I am working with Storm v1.2.1 on a cluster of 5 r4.xlarge
EC2 nodes. Currently, I am crunching a network dataset that involves queries time-based sliding windows. After numerous trial-and-error cycles for figuring out a good-enough configuration for my use-case, I came across the Executor
class, which maintains a member named pendingEmits
of type MpscChunkedArrayQueue<AddressedTuple>
(line 119 in storm-client
module, class: org.apache.storm.executor.Executor
). This queue has a hard-coded upper-bound of 1024 elements.
Every time I tried a configuration with my dataset, I would receive an IllegalStateException
when Storm would attempt to add an acknowledgement tuple to pendingEmits
with full capacity.
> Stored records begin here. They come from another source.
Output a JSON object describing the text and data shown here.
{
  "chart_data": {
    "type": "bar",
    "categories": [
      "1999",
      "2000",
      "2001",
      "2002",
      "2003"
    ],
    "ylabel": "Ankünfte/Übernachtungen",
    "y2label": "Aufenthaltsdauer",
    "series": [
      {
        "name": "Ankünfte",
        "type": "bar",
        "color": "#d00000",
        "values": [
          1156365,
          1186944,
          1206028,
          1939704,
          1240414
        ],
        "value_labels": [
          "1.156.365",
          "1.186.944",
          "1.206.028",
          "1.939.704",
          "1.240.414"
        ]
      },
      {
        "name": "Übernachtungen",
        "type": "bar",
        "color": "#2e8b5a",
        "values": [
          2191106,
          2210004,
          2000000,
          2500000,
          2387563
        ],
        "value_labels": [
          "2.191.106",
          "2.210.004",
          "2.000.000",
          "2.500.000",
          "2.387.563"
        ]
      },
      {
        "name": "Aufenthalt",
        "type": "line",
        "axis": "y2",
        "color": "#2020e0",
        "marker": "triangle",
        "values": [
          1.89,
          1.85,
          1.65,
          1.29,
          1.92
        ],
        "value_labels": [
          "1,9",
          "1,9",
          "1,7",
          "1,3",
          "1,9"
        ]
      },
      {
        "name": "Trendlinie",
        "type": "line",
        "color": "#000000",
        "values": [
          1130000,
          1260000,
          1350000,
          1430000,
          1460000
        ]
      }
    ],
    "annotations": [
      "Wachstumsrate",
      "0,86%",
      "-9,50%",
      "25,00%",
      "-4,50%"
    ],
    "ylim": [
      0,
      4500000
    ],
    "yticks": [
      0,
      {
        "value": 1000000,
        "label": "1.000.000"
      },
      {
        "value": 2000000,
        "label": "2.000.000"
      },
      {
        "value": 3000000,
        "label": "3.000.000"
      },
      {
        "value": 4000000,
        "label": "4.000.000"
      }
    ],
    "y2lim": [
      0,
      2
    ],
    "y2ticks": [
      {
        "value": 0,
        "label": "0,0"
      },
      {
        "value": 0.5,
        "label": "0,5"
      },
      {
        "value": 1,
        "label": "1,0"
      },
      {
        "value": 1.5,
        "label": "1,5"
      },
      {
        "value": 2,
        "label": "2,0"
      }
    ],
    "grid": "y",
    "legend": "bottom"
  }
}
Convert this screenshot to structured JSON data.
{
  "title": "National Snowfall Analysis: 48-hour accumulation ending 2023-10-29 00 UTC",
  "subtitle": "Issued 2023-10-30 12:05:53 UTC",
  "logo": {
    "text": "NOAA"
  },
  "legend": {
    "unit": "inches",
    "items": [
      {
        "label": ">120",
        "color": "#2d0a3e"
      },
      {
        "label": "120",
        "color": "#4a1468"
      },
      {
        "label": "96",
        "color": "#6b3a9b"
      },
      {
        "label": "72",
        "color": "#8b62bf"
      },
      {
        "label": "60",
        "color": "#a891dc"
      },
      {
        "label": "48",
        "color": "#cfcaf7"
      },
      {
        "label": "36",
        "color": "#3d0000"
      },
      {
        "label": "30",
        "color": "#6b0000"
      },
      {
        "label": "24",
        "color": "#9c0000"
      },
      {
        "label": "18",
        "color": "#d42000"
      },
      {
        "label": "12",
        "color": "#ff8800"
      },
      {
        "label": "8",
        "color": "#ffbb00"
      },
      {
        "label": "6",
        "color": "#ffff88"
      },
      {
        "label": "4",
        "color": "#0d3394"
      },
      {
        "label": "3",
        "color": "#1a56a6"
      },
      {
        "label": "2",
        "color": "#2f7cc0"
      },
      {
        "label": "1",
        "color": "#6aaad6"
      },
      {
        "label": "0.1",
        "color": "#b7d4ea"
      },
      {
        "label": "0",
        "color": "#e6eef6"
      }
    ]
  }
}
In order to avoid getting the exception, I increased the hard-coded size of pendingEmits
to 16534. This seems to be working (for now).
Why is pendingEmits
's maximum size set to 1024? Is it because of performance, or was it a random decision?
I am skeptical about this decision, because if a window consists of more than 1024 tuples (in my case each window is about 2700 tuples), the queue will become full, and the IllegalStateException
will be thrown.
By increasing pendingEmits
maximum size, do I jeopardize other aspects (components) of Storm?
Thank you!
I'm not sure why 1024 exactly was picked (likely for performance as you mention), but if you pull the latest version of Storm, it should be fixed https://github.com/apache/storm/pull/2676.